Strano (e preoccupante) per una procedura, quale quella di espropriazione immobiliare, che, nelle intenzioni della riforma del 2005/2006, doveva trovare proprio nella custodia il segreto del suo successo, il trait d’union tra la fase istruttoria e quelle successive, l’ingranaggio in grado di far girare tutto il meccanismo e, soprattutto, di fare da volano alle vendite.
Ancora oggi, nei manuali più autorevoli, si legge che, con quella riforma, il legislatore intese fare del custode un mini curatore e/o un mini agente immobiliare, ma cosa ciò effettivamente significhi, rimane avvolto nel mistero e nessuno si prende la briga di spiegarlo, perché raramente si è pensato e tentato di utilizzare concretamente i custodi come dei curatori o degli agenti immobiliari a tutti gli effetti.
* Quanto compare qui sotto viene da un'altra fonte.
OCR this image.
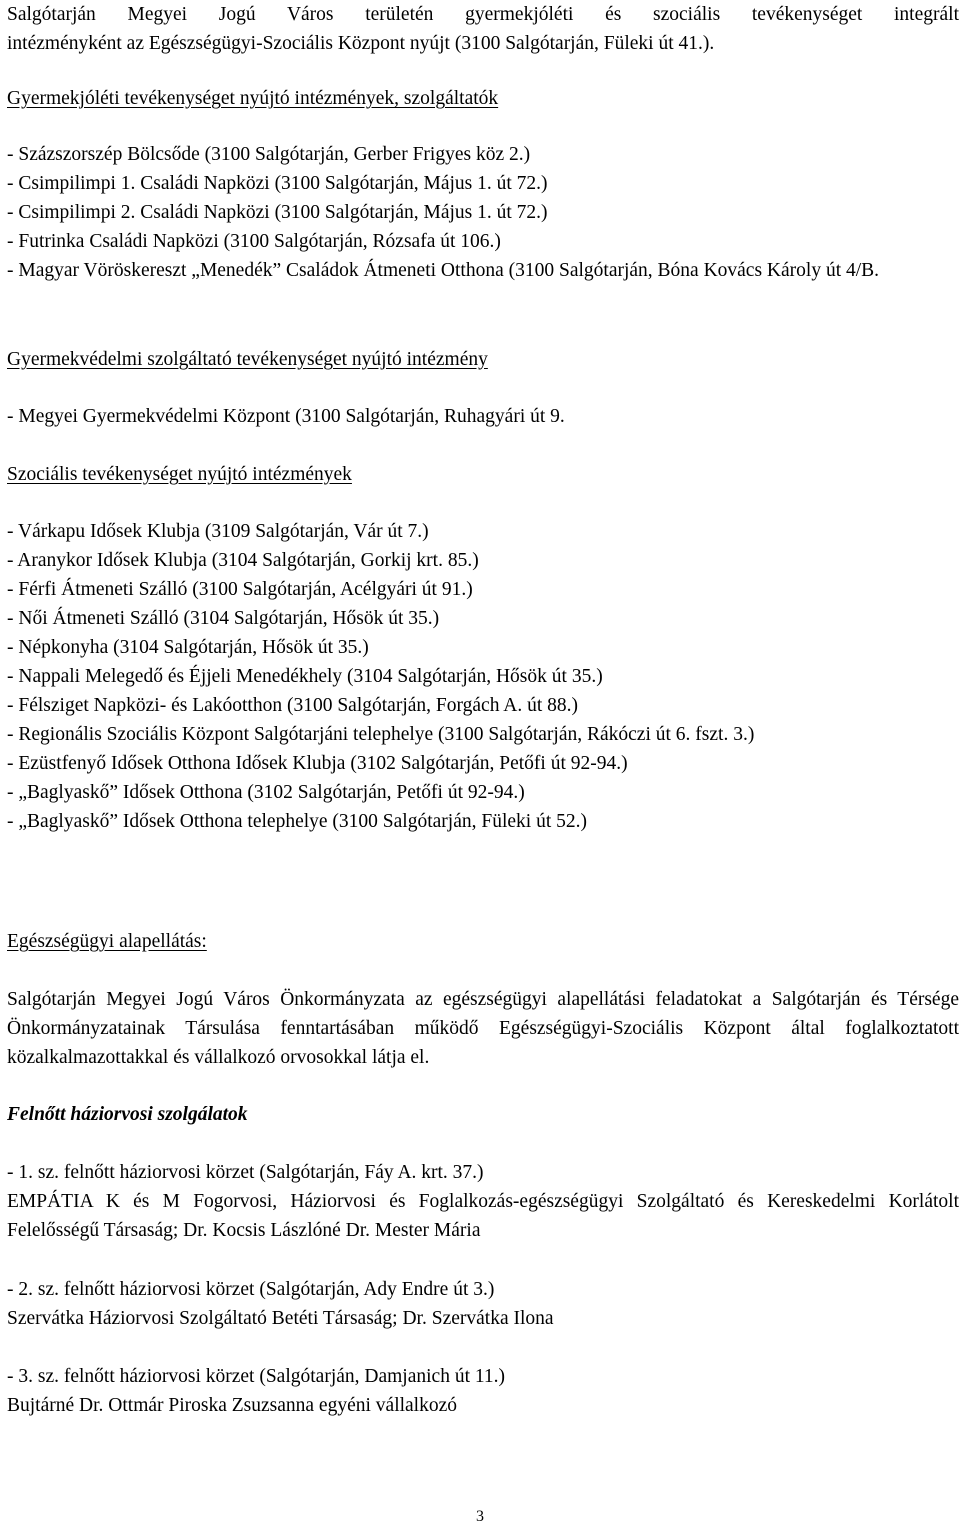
Salgótarján Megyei Jogú Város területén gyermekjóléti és szociális tevékenységet integrált

intézményként az Egészségügyi-Szociális Központ nyújt (3100 Salgótarján, Füleki út 41.).

Gyermekjóléti tevékenységet nyújtó intézmények, szolgáltatók

- Százszorszép Bölcsőde (3100 Salgótarján, Gerber Frigyes köz 2.)

- Csimpilimpi 1. Családi Napközi (3100 Salgótarján, Május 1. út 72.)

- Csimpilimpi 2. Családi Napközi (3100 Salgótarján, Május 1. út 72.)

- Futrinka Családi Napközi (3100 Salgótarján, Rózsafa út 106.)

- Magyar Vöröskereszt „Menedék” Családok Átmeneti Otthona (3100 Salgótarján, Bóna Kovács Károly út 4/B.

Gyermekvédelmi szolgáltató tevékenységet nyújtó intézmény

- Megyei Gyermekvédelmi Központ (3100 Salgótarján, Ruhagyári út 9.

Szociális tevékenységet nyújtó intézmények

- Várkapu Idősek Klubja (3109 Salgótarján, Vár út 7.)

- Aranykor Idősek Klubja (3104 Salgótarján, Gorkij krt. 85.)

- Férfi Átmeneti Szálló (3100 Salgótarján, Acélgyári út 91.)

- Női Átmeneti Szálló (3104 Salgótarján, Hősök út 35.)

- Népkonyha (3104 Salgótarján, Hősök út 35.)

- Nappali Melegedő és Éjjeli Menedékhely (3104 Salgótarján, Hősök út 35.)

- Félsziget Napközi- és Lakóotthon (3100 Salgótarján, Forgách A. út 88.)

- Regionális Szociális Központ Salgótarjáni telephelye (3100 Salgótarján, Rákóczi út 6. fszt. 3.)

- Ezüstfenyő Idősek Otthona Idősek Klubja (3102 Salgótarján, Petőfi út 92-94.)

- „Baglyaskő” Idősek Otthona (3102 Salgótarján, Petőfi út 92-94.)

- „Baglyaskő” Idősek Otthona telephelye (3100 Salgótarján, Füleki út 52.)

Egészségügyi alapellátás:

Salgótarján Megyei Jogú Város Önkormányzata az egészségügyi alapellátási feladatokat a Salgótarján és Térsége Önkormányzatainak Társulása fenntartásában működő Egészségügyi-Szociális Központ által foglalkoztatott közalkalmazottakkal és vállalkozó orvosokkal látja el.

Felnőtt háziorvosi szolgálatok

- 1. sz. felnőtt háziorvosi körzet (Salgótarján, Fáy A. krt. 37.)

EMPÁTIA K és M Fogorvosi, Háziorvosi és Foglalkozás-egészségügyi Szolgáltató és Kereskedelmi Korlátolt Felelősségű Társaság; Dr. Kocsis Lászlóné Dr. Mester Mária

- 2. sz. felnőtt háziorvosi körzet (Salgótarján, Ady Endre út 3.)

Szervátka Háziorvosi Szolgáltató Betéti Társaság; Dr. Szervátka Ilona

- 3. sz. felnőtt háziorvosi körzet (Salgótarján, Damjanich út 11.)

Bujtárné Dr. Ottmár Piroska Zsuzsanna egyéni vállalkozó

3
Il tutto è sostanzialmente lasciato alla buona volontà degli ausiliari.
Vale solo la pena di ricordare come, per fare l’agente immobiliare, occorra superare un esame di abilitazione, con prove scritte e orali in materia di:
Per fare il curatore invece, in attesa dell’istituzione del tanto atteso albo, non sono (ancora) previsti esami, ma, scorrendo i programmi dei corsi di formazione, si nota come venga data una panoramica generale sulla legge fallimentare e sui compiti istituzionali del curatore, che, si suppone, abbia già una preparazione di base solida in ambito giuridico, aziendale e fiscale.
Certe volte, parlando dei creditori nelle esecuzioni, viene da pensare a quel famoso manifesto con cui, durante la prima guerra mondiale, uno Zio Sam con cilindro e barbetta bianca, puntando un dito ossuto sull’osservatore, richiamava i giovani americani alle armi contro gli imperi centrali, con le parole “I want you for U.S. Army”.
Dove sono finiti i creditori? Per rimanere nell’ambito della metafora, ben può dirsi che essi hanno disertato la chiamata, venendo meno alle proprie responsabilità e preferendo delegare la gestione della procedura ai giudici dell’esecuzione (salvo poi accodarsi ai troppo facili lamenti per i risultati poco soddisfacenti conseguiti; ma dov’erano, quando si decidevano le sorti delle procedure?).
E ciò nonostante, è bene ricordarlo, i soldi in ballo siano i loro. E non ci si riferisce solo a quelli relativi al credito da recuperare, ma anche a quelli messi sul piatto per lo stesso avvio e il funzionamento della procedura: fondi spese agli ausiliari, spese di giustizia, ecc.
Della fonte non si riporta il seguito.